El destino de Aquiles

Finalmente se cerraron las candidaturas, previsibles y como esperaba el oficialismo, habrá una buscada “polarización” entre Scioli y Macri. El kirchnerismo se terminó respaldando en el aparato del justicialismo, como en las elecciones anteriores. La cuestión de fondo es que todos coinciden en la necesidad de ajuste. El actual gobierno lo viene realizando en forma gradual  mediante inflación y techo salarial, pero el estancamiento local y la situación internacional obligan a un mayor ajuste (y una devaluación brusca), que tampoco garantizaría una recuperación económica similar a la anterior al 2008. La devaluación en Brasil y el freno de su crecimiento repercutieron fuertemente en la industria  automotriz local. Según el Centro de Estudios de la Unión Industrial Argentina (UIA) en mayo la contracción fue del 2,8% 1/   Brasil es el principal socio comercial de Argentina en esa rama de la producción y la  productividad de la industria local (menor en términos comparativos) estuvo emparejada por un tipo de cambio favorable, situación que la devaluación del real hizo desaparecer.

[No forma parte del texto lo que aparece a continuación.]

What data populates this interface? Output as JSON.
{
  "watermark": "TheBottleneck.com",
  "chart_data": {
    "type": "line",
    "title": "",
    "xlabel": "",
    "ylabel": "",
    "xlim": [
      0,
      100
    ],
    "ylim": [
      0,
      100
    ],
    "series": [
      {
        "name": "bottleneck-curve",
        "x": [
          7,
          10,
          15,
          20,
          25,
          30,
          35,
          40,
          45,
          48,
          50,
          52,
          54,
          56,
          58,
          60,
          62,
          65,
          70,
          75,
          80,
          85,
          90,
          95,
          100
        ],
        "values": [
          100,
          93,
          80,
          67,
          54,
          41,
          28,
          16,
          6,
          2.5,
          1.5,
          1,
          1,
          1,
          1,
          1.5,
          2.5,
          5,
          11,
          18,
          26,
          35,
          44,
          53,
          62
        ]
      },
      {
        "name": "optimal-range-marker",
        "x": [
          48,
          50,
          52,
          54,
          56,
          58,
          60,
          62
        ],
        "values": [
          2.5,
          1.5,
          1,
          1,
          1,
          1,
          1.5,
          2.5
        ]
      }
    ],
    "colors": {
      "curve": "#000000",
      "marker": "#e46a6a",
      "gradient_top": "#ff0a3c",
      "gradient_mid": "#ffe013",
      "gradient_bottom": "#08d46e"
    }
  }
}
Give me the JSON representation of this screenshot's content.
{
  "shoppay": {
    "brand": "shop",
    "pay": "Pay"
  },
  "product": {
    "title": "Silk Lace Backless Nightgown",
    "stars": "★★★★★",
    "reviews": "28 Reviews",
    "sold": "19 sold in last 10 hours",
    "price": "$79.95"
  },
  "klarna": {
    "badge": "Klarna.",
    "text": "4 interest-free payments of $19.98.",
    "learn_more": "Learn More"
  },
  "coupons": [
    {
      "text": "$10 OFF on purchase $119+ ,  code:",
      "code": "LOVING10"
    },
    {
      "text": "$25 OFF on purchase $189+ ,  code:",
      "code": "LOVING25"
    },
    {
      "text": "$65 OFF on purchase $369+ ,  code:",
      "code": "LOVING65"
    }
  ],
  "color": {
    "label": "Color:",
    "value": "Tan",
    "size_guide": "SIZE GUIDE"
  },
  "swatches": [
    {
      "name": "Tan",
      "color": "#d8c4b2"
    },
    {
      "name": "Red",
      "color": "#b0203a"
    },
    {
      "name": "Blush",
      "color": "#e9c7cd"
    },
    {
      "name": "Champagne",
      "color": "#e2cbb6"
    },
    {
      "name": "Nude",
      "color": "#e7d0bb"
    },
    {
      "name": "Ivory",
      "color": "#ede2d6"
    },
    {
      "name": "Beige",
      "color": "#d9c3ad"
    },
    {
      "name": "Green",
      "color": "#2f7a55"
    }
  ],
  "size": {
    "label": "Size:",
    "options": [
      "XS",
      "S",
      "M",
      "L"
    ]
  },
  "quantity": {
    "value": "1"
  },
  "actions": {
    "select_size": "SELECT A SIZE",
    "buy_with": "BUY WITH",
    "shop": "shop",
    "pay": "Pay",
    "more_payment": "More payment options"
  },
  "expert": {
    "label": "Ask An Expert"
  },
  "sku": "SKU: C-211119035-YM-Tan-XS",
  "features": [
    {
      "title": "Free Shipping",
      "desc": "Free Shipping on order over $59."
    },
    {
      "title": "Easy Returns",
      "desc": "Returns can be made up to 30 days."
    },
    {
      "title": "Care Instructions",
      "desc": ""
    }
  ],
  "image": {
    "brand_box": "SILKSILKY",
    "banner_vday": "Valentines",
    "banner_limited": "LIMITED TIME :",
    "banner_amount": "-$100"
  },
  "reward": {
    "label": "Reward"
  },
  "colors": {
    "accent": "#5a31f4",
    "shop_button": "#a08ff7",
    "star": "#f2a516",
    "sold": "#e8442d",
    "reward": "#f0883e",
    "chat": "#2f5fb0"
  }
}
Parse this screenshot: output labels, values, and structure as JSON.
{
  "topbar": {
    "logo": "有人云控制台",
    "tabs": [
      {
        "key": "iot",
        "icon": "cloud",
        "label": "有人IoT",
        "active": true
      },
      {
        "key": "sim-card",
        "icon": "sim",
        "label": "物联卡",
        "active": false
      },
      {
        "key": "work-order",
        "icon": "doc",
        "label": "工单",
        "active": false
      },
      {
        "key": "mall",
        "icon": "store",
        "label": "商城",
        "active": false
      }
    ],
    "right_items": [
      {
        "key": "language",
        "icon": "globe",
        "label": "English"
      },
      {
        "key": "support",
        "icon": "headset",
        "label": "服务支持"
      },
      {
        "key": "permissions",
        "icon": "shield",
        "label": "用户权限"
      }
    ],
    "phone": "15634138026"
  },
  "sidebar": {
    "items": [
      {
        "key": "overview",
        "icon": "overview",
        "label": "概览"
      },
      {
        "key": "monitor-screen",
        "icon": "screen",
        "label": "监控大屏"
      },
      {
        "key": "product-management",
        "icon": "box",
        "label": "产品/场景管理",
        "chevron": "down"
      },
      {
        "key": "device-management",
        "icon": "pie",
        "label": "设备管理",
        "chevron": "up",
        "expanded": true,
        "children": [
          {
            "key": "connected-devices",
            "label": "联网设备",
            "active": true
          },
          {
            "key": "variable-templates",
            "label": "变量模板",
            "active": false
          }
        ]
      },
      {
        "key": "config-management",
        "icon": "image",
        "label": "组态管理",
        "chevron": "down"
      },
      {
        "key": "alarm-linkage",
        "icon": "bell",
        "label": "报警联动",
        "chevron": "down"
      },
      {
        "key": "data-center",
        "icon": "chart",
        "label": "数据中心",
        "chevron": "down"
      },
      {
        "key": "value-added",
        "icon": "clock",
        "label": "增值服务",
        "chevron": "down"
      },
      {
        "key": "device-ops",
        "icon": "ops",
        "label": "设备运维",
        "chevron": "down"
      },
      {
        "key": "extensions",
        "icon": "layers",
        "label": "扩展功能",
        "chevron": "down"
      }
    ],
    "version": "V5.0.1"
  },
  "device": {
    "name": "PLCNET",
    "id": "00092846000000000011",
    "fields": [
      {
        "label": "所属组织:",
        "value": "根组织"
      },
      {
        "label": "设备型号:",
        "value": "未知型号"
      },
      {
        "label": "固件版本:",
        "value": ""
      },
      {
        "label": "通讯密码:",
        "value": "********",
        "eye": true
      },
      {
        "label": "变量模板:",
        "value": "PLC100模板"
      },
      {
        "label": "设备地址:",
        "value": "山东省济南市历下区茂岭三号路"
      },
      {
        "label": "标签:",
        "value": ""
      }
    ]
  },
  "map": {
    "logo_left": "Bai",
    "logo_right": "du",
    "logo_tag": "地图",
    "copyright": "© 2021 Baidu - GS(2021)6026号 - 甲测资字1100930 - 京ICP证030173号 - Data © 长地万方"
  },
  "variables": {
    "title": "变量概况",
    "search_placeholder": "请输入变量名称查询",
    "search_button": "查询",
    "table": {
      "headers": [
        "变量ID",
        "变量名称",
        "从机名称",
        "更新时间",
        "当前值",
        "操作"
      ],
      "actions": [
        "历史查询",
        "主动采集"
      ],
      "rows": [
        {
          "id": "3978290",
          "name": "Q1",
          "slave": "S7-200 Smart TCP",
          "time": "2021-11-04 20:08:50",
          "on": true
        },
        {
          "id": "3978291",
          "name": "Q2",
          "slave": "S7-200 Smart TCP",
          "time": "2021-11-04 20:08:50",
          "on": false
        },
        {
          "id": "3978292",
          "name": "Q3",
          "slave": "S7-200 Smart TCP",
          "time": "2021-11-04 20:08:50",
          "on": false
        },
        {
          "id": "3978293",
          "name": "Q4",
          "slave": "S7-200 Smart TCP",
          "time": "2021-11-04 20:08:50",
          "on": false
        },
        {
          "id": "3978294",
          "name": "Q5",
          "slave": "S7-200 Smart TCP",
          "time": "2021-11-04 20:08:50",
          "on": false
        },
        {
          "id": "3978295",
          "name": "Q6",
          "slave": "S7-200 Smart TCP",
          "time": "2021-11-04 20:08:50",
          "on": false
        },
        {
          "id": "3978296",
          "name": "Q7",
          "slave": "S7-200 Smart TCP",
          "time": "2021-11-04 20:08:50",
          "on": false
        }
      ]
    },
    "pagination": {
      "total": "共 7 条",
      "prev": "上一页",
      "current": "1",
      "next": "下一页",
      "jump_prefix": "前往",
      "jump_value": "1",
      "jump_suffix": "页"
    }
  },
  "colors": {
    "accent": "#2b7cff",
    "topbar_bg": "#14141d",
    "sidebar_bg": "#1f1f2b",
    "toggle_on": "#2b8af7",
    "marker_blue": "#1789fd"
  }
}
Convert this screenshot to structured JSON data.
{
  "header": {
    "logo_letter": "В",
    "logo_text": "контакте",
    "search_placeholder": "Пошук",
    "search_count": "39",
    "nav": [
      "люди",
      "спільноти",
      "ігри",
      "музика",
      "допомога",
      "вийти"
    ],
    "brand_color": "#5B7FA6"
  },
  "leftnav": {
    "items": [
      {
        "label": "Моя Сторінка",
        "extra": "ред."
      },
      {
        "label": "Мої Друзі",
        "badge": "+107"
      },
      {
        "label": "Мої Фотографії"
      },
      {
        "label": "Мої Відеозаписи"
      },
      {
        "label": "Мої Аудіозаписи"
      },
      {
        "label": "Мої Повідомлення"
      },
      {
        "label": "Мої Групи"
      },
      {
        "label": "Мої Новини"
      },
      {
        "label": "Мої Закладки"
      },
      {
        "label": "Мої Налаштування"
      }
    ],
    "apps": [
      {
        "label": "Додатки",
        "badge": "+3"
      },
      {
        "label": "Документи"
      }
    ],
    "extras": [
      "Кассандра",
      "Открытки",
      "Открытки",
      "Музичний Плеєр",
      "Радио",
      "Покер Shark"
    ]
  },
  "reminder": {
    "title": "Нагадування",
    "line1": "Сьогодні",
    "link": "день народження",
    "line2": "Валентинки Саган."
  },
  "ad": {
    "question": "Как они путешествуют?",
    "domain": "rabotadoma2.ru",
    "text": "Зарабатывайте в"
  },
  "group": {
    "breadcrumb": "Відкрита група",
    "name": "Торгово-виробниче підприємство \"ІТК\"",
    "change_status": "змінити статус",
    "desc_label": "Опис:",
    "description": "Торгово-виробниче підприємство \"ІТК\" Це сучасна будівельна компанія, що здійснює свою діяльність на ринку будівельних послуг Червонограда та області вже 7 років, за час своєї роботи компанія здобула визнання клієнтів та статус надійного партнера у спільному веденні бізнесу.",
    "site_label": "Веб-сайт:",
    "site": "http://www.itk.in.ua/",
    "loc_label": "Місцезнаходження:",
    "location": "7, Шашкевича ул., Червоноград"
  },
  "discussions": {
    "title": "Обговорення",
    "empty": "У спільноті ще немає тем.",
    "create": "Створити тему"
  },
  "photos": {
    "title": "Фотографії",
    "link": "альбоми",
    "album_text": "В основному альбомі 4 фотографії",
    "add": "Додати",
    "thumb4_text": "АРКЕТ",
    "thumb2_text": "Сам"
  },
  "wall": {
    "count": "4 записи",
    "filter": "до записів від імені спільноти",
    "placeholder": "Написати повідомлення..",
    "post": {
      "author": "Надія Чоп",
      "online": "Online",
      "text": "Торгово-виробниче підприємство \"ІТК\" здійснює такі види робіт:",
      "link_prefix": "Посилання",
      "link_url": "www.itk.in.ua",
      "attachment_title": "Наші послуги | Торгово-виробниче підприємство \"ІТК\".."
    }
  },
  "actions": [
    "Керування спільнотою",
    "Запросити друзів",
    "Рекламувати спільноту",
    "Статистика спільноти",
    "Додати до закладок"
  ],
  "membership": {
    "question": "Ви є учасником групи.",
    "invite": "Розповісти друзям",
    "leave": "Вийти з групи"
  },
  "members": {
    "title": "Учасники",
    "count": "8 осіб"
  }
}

El otro aspecto es el efecto de la crisis griega sobre los planes inmediatos del gobierno en materia económica. Más allá de lo que digan, el eje del sostenimiento sigue siendo el endeudamiento externo mediante emisión de bonos. Con la crisis de los holdout sin resolver y el default griego, la colocación de bonos de deuda argentina se complicó aún más. Esta imposibilidad de seguir sustentando a las fracciones sobrantes de la burguesía local y la necesidad de volver a los mercados de deuda a tasas promedio, constituye el talón de Aquiles del capitalismo autóctono

“Una industria que demanda 36.000 millones de dólares en la compra de componentes importados para funcionar, un capital concentrado que ha fugado en la última década cerca de 100.000 millones de dólares, transnacionales que transfirieron al exterior 72 de cada 100 dólares que ganaron (en la última década casi 40.000 millones de dólares) y compromisos para pagar capital - solo en 2015 - de 54.000 millones de dólares, explican el por qué del constante endeudamiento” 2/

Pero el aspecto principal del fin del período de crecimiento del capitalismo, es la imposibilidad de la burguesía para reconstituir la institucionalidad, el constante paso de un partido a otro por parte de los candidatos patronales, la ausencia de identidades políticas permanentes, es decir con una tradición y un proyecto claro, “en este entorno, los políticos necesitan imperiosamente un bien cada vez más escaso: legitimar su palabra y sus acciones ante ciudadanos cada vez más distantes y desconfiados de las instituciones” 3/

Un elemento que también revela el fracaso del proyecto bonapartista, es la imposibilidad de llevar adelante un programa que exprese los intereses de la pequeña burguesía. Esa capa de profesionales,  intelectuales y estudiantes se anexó al kirchnerismo buscando “profundizar” una sumatoria de medidas “progresistas”, viendo una posibilidad de disputa política entre una derecha y una izquierda dentro del gobierno, pero como no podía ser de otra manera, al fin de cuentas terminó siendo una farsa de la juventud peronista de los años 70, aquella que incluso confundida con Perón, tenía un programa propio que (sin sobrepasar el reformismo) terminó chocando con el peronismo, es decir con los intereses de clase  que este expresaba (el imperialismo y la gran burguesía). En los últimos años, fundamentalmente La Cámpora, donde terminó disciplinándose todo el arco del llamado kirchnerismo crítico, muestra claramente las contradicciones e imposibilidad que las capas medias tienen para llevar adelante un proyecto político propio, constituyéndose finalmente en administradores de los intereses de las multinacionales, a fin de cuentas, formando una juventud conservadora.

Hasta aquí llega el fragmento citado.